Cushing (1913 / 1994) teve uma carreira notável com
aproximadamente 130 filmes, boa parte deles voltados para o gênero
fantástico interpretando “cientistas loucos” ou nobres aristocráticos.
Recebeu dos fãs e críticos o merecido título de “Cavalheiro do Horror” e
ficou eternamente conhecido como o lendário caçador de vampiros Prof.
Van Helsing ou pelo papel do cientista Dr. Frankenstein, numa enorme
série de filmes significativos.
Já a atriz Ingrid Pitt nasceu em 1937 na Polônia, e certamente
está entre as mais efetivas e sensuais vampiras da história do cinema,
interpretando entre outras, a sanguinária Carmilla / Marcilla / Mircalla
da “Hammer”, vários interessantes anagramas da lendária vampira do
escritor Le Fanu. Ela também participou de algumas outras produções do
gênero destacando-se “A Condessa Drácula” (71), no papel da impiedosa
Condessa Elisabeth Nodosheen, numa referência à histórica personagem
real Condessa Bathory, que no século XVII se banhava de sangue humano
com o insano pretexto de rejuvenescimento.
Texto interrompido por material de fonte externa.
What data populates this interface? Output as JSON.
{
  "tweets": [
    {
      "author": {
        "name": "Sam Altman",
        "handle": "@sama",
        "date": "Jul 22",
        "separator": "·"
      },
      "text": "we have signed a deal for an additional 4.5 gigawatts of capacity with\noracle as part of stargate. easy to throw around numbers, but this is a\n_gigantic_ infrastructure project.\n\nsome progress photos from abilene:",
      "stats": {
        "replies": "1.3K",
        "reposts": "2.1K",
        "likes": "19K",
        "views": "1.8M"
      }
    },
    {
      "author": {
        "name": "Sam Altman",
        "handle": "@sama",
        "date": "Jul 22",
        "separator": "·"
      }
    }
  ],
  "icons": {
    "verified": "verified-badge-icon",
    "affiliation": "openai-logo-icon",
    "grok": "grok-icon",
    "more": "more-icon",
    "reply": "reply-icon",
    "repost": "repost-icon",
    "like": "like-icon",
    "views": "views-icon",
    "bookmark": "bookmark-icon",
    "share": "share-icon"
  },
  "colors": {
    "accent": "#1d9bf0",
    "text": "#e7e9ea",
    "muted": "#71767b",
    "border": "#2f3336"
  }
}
Outros filmes importantes em que atuou foram a clássica
antologia “A Casa Que Pingava Sangue” (The House That Dripped Blood, 70,
“Amicus”), “O Homem de Palha” (The Wicker Man, 73), ao lado de
Christopher Lee, e “Underworld” (85), com roteiro de Clive Barker.
Recentemente ela pode ser vista num divertido curta metragem inglês de
apenas 20 minutos chamado “Dedos Verdes” (Green Fingers, 2000), com
direção de Paul Cotgrove, produzido com a intenção de homenagear os
filmes da “Hammer”, e exibido no “14º Festival Internacional de Curtas-Metragens de São Paulo, Especial Horror, Categoria Mondo / Thriller”, em 31/08/2003.
Carmilla, a Vampira de Karnstein (The Vampire Lovers,
Inglaterra, 1970). Hammer Films / American International Pictures.
Duração: 91 minutos. Direção de Roy Ward Baker. Roteiro de Tudor Gates,
com adaptação de Harry Fine, Tudor Gates e Michael Style, da obra
“Carmilla”, de Joseph Sheridan Le Fanu. Produção de Harry Fine e Michael
Style. Música de Harry Robinson. Fotografia de Moray Grant. Edição de
James Needs. Direção de Arte de Scott MacGregor. Elenco: Peter Cushing
(General von Spielsdorf), Ingrid Pitt (Carmilla / Marcilla / Mircalla),
Pippa Steele (Laura), Madeleine Smith (Emma Morton), George Cole (Roger
Morton), Dawn Addams (Condessa), Jon Finch (Carl Ebhardt), Kate O´Mara
(Srta. Perrodot), Douglas Wilmer (Barão Hartog), Harvey Hall (Renton),
Kirsten Betts, John Forbes-Robertson, Charles Farrell, Janet Key,
Shelagh Wilcocks, Graham James, Tom Browne.